“I don’t think I could have done a better job if I tried,” I finally said, exhausted. My car had hit his truck at the worst possible angle and the shell had been almost welded onto the tray. No wonder Ethan hadn’t been able to get it off. It had taken two of us and my tools to even get it loose.
“And now to see what I’ve got left.”
Over the next hour, I learned more about Ethan the man, and didn’t hate what I learned. As we worked together to carefully extract his belongings and piled them in the small living space of his townhouse, he told me each story.
From the old, dismantled bedframe that he’d purchased with his first paycheck just to tease his mother about leaving home, to the boxes of kitchen cookware that seemed out of place in a bachelor pad, but perfect for the grandson of their previous owner.
Ethan didn’t throw things out. He collected cars, furniture, clothes, books, and albums to remind him of people and events. Even a box of football jerseys held memories. I’d accidentally dropped it, the tape gave way and suddenly two dozen jumpers were strewn over the floor.
“I’m so sorry,” I said, righting the cardboard packing box and shoving the jerseys back inside. “I seem to break everything of yours that I touch.”
“It’s fine.” He picked up one that wouldn’t come close to fitting him. “Oh, I remember this. I was still trying to break into first grade.”
“When did you start playing rugby league?”
“Oh, I didn’t start with league.” Ethan’s shoulders relaxed and his face softened into a smile “My mother signed me up to play real football—you know, soccer—when I was about five or six. She thought with my height and speed, I’d be a natural.”
“You weren’t?” I tried to make sure my question didn’t sound like an attack. But some of my brother’s friends had dropped out of playing league when they didn’t have the bulk or body shape the game demanded at the level they wanted to play.
“Oh, I was good at soccer—as far as nine-year-old’s go. But I also played rugby league with my friends. Then I got to the age when both games were on at the same time and on different fields. I had to choose, so I broke my mother’s heart by choosing league.”
“So you wanted to play with your friends?” I paused folding his jerseys, wanting to hear more stories about young Ethan.
“My father watched league on tv and came to my games.”
I heard the unspoken words,he never came to watch me play soccer. How many of Ethan’s decisions were because of his father? I heard the love for his mother and assumed they had the same close relationship Campbell had with our mother. Ethan’s relationship with his father sounded more … complicated.
“Will we see him at your games down here?”
“No.”
There were years of pain in that one word but already I felt like a voyeur peering into his life without permission. Was there anything more intimate than helping someone unpack?
“Um, I think we’ve got the last of your stuff out of the truck.” I offered the pivot and immediately saw his face relax.
“Then the least I can do is offer you a drink.” He opened the small bar fridge to reveal empty shelves. “Okay,” he said with a deep sigh, and I wished he didn’t look so good raking his hand through his hair. Was it his seduction move? Because if so, it worked a treat. “Bottled water, straight from the plastic wrap.”
He tore open a 24-pack of bottled water and handed me a bottle. “Sorry I don’t have anything chilled.”
“Life of a bachelor?”
“Life of someone who has been trying to get his bearings in a new town. The sooner I get to know my team, the sooner I know what I’m working with.”
We leaned against the breakfast bar, drinking our water and I felt comfortable. He’d seen a number of the bands I liked in person, and he insisted I share my workout playlists. He knew enough about cars to hold a conversation and I knew enough about rugby league to hold my own.

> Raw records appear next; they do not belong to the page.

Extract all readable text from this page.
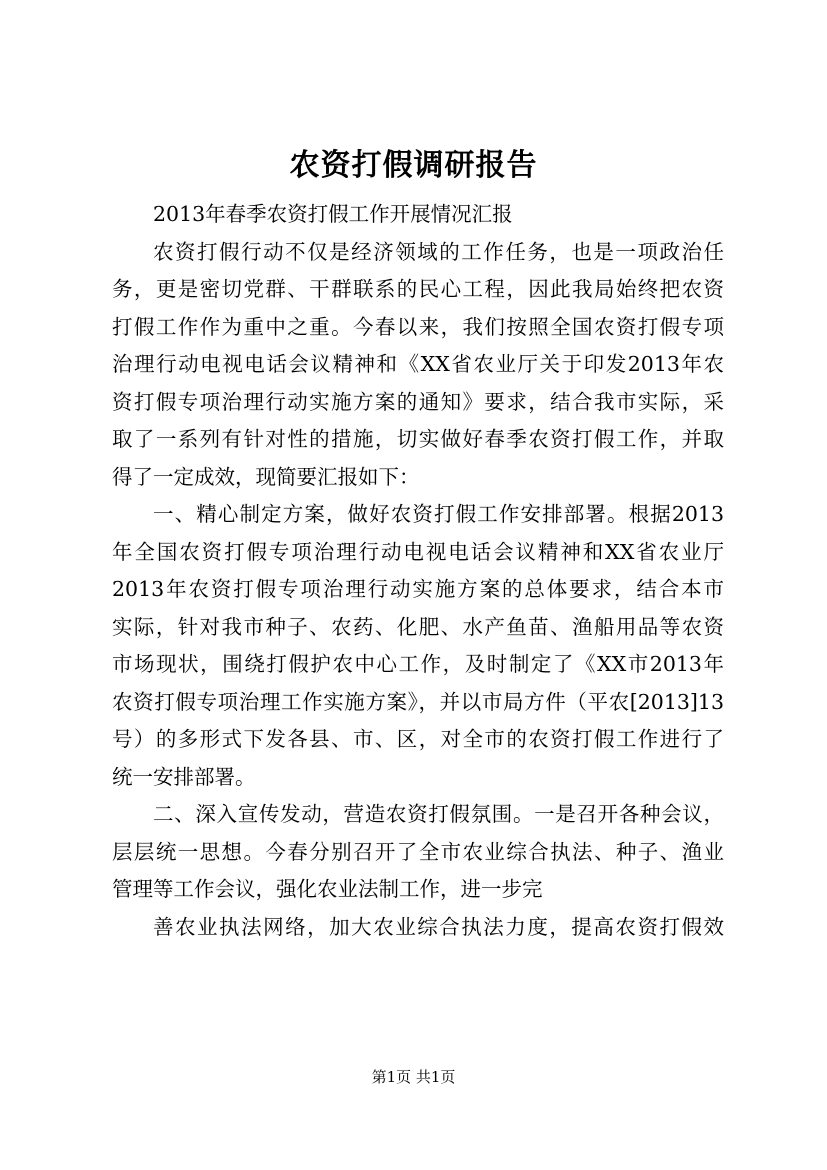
农资打假调研报告
2013年春季农资打假工作开展情况汇报
农资打假行动不仅是经济领域的工作任务，也是一项政治任
务，更是密切党群、干群联系的民心工程，因此我局始终把农资
打假工作作为重中之重。今春以来，我们按照全国农资打假专项
治理行动电视电话会议精神和《XX省农业厅关于印发2013年农
资打假专项治理行动实施方案的通知》要求，结合我市实际，采
取了一系列有针对性的措施，切实做好春季农资打假工作，并取
得了一定成效，现简要汇报如下：
一、精心制定方案，做好农资打假工作安排部署。根据2013
年全国农资打假专项治理行动电视电话会议精神和XX省农业厅
2013年农资打假专项治理行动实施方案的总体要求，结合本市
实际，针对我市种子、农药、化肥、水产鱼苗、渔船用品等农资
市场现状，围绕打假护农中心工作，及时制定了《XX市2013年
农资打假专项治理工作实施方案》，并以市局方件（平农[2013]13
号）的多形式下发各县、市、区，对全市的农资打假工作进行了
统一安排部署。
二、深入宣传发动，营造农资打假氛围。一是召开各种会议，
层层统一思想。今春分别召开了全市农业综合执法、种子、渔业
管理等工作会议，强化农业法制工作，进一步完
善农业执法网络，加大农业综合执法力度，提高农资打假效

第1页 共1页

The car accident might have gotten us off on the wrong foot, but we’d at least made it to friends. And then there were his eyes. Each time they drank me in, I sucked in my stomach a little tighter and wanted to play with my hair. I didn’t do that shit, usually. I wanted him to see me in my tightest, shortest shorts, not my baggy work overalls.
When I saw myself reflected in his eyes, I felt tingles and sparks and all the sort of chemistry crap I didn’t believe in from romance books. I was practical and responsible. I dealt with facts, and engines, and paint jobs. I didn’t believe in two people being drawn to each other.
But here we were. Whatever physical reaction I’d had to Ethan after the accident had been compounded because I liked him. I liked Ethan Cooper as a person and wanted him as a man. And that scared the hell out of me.
“I was an ass the other day. Sorry.”
“What?” We’d been talking about the duty of care football codes owed to their youngest talent as they made the leap to professional ranks. His apology and gentle hand over my arm came out of the blue.
“You want me to repeat it?” This time his flickering eyes found their mark and the butterflies in my stomach held their breath.
“No, I didn’t expect it.” I hoped he didn’t hear the high pitch in my voice or realize how flustered his apology and touch had made me. Trying to recover, I clasped his hand in place, I continued, “I’m sorry, too. The accident—I wasn’t thinking.”